A new poll indicates that the majority of Canadian consumers believe unhealthy food should be taxed at a higher rate than food that is beneficial to health. National food and health agencies in various countries, for example, New Zealand, the UK and the US, have considered imposing higher taxes on unhealthy food, but the proposal has thus far been dismissed as overly draconian and dictatorial.

However, a new poll conducted by Ipsos Reid for Canada’s CTV News and The Globe and Mail indicates that more than half of Canadians believe high fat food such as cakes, chocolate, carbonated soft drinks and potato chips should be subject to a higher tax rate than nutritious foodstuffs and drinks.

IN a country where nearly half the population is clinically obese, concern is widespread to help people slim down, and in particular to encourage healthy eating habits in children.

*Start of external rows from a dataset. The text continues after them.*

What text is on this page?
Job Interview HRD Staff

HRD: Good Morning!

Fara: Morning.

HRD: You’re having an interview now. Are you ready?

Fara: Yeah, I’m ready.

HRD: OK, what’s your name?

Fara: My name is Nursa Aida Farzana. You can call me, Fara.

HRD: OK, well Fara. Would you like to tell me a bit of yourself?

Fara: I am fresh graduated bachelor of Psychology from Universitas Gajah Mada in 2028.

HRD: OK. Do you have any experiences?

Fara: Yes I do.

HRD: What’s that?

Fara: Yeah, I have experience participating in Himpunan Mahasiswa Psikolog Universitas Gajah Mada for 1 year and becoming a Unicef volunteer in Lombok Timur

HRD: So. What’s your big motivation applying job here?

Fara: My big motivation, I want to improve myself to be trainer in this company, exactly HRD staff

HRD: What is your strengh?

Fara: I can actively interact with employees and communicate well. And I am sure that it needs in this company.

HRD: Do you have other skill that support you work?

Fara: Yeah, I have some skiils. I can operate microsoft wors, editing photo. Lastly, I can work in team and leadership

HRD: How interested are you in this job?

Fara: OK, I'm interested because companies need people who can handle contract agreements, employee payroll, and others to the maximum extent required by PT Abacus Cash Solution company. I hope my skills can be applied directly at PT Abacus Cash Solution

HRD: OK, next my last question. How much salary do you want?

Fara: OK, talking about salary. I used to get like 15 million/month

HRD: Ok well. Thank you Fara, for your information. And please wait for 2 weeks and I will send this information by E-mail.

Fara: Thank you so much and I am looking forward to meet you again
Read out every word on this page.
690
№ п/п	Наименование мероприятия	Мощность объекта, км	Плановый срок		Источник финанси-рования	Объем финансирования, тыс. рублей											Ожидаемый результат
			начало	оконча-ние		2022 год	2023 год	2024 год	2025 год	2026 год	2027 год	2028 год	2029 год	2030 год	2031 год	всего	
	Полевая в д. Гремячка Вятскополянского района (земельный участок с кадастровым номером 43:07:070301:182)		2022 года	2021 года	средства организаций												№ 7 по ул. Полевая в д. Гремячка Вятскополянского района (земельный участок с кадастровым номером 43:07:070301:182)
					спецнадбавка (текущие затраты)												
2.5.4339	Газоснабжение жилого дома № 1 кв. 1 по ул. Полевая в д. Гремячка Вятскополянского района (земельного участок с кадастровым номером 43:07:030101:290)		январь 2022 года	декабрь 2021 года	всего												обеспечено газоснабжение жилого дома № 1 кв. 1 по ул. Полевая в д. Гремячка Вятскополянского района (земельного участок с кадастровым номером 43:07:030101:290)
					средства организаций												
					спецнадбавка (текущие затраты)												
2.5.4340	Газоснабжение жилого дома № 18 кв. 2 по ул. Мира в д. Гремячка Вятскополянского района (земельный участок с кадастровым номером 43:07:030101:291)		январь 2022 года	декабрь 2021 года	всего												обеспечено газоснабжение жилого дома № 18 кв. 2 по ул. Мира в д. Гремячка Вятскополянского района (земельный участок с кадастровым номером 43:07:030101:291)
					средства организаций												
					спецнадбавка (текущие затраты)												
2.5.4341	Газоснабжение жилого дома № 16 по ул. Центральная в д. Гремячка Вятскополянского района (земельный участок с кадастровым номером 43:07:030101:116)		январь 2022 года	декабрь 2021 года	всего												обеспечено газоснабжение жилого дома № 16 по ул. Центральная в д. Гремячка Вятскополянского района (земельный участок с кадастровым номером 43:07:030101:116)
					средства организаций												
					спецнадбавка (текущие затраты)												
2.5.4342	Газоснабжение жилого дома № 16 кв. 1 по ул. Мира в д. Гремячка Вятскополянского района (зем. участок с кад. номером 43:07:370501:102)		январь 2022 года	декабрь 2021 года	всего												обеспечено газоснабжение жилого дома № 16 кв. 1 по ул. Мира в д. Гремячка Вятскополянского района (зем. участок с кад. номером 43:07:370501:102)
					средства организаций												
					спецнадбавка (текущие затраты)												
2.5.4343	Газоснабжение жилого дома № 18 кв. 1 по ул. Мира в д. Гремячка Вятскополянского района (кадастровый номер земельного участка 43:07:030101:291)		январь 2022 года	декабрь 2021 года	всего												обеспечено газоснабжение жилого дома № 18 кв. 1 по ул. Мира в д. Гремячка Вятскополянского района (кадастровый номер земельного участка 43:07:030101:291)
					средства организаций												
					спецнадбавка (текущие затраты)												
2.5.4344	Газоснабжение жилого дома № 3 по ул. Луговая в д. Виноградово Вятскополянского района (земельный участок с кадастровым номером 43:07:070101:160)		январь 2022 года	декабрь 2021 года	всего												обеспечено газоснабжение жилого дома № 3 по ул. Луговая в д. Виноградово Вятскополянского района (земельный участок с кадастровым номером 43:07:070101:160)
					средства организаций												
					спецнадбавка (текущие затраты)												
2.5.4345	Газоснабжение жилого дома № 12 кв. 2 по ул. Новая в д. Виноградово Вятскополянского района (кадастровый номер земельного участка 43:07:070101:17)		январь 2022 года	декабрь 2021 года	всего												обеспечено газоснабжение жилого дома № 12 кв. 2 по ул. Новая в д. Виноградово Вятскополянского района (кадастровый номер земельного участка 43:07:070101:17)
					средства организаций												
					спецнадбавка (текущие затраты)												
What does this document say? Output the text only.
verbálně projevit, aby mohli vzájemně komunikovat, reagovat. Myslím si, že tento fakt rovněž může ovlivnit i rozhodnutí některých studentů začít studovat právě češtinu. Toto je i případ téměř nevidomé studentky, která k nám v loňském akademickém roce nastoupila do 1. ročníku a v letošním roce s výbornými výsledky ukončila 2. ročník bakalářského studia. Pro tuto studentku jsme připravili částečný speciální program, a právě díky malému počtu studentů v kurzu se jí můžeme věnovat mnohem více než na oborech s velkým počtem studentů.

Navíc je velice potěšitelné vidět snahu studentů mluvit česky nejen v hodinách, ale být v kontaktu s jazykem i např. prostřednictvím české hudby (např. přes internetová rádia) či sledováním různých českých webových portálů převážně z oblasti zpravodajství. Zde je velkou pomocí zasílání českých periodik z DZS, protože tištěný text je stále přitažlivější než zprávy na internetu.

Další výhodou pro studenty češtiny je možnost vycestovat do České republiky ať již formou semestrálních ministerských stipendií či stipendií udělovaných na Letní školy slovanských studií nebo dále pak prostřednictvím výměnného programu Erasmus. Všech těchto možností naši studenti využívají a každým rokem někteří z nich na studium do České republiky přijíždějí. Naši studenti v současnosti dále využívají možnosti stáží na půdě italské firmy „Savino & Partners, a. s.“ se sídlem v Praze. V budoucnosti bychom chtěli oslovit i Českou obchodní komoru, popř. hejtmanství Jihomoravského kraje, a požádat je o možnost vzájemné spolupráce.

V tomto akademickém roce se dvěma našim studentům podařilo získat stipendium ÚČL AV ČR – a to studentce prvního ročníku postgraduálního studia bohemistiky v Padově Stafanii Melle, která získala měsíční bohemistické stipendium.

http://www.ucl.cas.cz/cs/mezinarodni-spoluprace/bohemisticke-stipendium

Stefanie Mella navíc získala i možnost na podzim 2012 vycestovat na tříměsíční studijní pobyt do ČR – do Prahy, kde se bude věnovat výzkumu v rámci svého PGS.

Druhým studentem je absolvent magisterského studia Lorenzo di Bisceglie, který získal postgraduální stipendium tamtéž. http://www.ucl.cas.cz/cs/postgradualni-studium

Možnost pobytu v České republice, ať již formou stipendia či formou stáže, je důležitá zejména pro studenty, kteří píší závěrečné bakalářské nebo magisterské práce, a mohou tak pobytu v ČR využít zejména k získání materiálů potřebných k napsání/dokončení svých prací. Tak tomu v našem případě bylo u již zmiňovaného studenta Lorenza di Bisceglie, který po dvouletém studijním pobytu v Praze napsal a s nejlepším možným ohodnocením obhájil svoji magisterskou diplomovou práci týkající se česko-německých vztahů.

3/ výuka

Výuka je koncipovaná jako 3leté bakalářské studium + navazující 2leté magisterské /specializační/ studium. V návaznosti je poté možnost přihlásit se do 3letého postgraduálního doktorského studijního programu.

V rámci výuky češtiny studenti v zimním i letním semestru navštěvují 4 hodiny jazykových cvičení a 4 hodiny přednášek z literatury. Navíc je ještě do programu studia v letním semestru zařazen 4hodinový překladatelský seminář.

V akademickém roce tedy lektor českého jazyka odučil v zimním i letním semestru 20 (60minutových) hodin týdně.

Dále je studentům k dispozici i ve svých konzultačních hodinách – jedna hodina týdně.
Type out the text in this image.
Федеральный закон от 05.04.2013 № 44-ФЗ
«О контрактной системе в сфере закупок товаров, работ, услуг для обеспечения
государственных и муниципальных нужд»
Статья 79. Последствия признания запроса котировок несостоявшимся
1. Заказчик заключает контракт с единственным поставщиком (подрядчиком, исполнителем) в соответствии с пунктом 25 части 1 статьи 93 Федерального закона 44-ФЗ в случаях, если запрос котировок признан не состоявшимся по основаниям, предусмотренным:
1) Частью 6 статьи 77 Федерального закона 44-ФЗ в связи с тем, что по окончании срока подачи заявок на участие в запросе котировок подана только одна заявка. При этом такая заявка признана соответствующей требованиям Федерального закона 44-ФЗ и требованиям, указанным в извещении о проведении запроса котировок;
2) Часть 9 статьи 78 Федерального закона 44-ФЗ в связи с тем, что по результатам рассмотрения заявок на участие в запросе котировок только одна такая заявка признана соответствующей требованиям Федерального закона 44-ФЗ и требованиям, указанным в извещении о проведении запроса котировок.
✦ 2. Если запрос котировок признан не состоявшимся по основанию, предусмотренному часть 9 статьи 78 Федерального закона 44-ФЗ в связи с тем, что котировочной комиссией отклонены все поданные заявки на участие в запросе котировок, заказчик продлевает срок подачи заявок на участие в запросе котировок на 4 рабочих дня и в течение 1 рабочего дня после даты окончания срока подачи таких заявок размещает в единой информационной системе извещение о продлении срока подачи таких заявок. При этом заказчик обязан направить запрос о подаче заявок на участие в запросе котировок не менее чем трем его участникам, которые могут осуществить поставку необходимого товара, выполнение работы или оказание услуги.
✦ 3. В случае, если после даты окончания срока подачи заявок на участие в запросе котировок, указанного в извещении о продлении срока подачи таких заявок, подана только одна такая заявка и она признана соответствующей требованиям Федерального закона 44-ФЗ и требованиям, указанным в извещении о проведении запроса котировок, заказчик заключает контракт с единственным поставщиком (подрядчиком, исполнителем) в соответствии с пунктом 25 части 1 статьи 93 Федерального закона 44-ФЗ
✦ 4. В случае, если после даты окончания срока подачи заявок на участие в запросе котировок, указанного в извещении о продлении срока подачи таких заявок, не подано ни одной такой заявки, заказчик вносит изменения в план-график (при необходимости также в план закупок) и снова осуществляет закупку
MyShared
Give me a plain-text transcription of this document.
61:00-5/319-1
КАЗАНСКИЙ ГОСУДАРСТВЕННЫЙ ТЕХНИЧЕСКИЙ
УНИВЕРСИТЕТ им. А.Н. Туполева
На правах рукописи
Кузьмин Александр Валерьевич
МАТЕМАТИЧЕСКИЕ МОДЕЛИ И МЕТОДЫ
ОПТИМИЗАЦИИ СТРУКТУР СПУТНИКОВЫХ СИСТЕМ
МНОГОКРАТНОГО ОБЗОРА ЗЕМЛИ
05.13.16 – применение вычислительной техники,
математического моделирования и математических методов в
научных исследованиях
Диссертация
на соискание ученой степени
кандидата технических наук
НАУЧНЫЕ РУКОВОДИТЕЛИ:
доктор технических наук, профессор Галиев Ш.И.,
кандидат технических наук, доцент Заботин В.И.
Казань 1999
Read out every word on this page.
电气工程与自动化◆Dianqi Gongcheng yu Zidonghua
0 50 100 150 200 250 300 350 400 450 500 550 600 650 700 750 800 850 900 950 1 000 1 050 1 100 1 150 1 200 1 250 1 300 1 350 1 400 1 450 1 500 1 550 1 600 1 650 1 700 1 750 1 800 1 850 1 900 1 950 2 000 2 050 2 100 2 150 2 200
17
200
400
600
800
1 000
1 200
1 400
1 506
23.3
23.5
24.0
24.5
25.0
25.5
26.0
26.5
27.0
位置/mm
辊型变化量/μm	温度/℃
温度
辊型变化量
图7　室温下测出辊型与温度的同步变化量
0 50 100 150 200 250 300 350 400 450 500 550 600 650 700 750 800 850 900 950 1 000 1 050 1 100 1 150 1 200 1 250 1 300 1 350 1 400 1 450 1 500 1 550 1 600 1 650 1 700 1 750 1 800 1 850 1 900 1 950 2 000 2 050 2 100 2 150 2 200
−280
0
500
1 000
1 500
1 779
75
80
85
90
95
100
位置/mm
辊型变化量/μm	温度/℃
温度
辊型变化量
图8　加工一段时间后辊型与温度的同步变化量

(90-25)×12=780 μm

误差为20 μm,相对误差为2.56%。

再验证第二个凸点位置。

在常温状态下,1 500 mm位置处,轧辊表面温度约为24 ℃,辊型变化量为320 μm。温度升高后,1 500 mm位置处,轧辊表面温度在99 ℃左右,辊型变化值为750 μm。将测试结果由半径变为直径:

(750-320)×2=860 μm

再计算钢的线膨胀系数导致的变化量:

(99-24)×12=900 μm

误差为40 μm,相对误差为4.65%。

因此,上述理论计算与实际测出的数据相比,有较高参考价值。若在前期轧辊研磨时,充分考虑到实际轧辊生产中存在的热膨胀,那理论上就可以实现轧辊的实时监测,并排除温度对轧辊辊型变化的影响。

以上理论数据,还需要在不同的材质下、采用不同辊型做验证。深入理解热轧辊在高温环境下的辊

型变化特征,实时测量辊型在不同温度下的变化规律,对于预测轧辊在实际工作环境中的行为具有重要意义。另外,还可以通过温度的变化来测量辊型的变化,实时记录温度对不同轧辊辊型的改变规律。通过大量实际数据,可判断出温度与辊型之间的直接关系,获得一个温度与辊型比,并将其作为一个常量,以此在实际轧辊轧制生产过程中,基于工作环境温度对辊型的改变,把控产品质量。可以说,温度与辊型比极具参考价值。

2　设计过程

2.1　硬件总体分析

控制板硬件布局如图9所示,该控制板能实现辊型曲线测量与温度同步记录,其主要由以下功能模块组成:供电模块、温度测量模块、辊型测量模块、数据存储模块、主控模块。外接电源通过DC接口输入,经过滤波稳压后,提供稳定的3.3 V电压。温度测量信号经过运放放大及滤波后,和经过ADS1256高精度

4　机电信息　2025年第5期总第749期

Some observers draw comparisons with alcohol and cigarettes, ‘vices’ which are already subject to higher taxes. According to the poll, four out of ten Canadians agree that people who maintain a healthy life style should be rewarded with a tax break.

As health economist Dr John Schaafsma told CTVnews.com, “By taxing fat, you’re really killing two birds with one stone; you’re raising tax revenue for the health care system at the same time you’re discouraging the consumption of fat.”

The poll quizzed 1000 Canadians last month, and its results are considered to be accurate within 3.1 percentage points, reported CTVnews.com.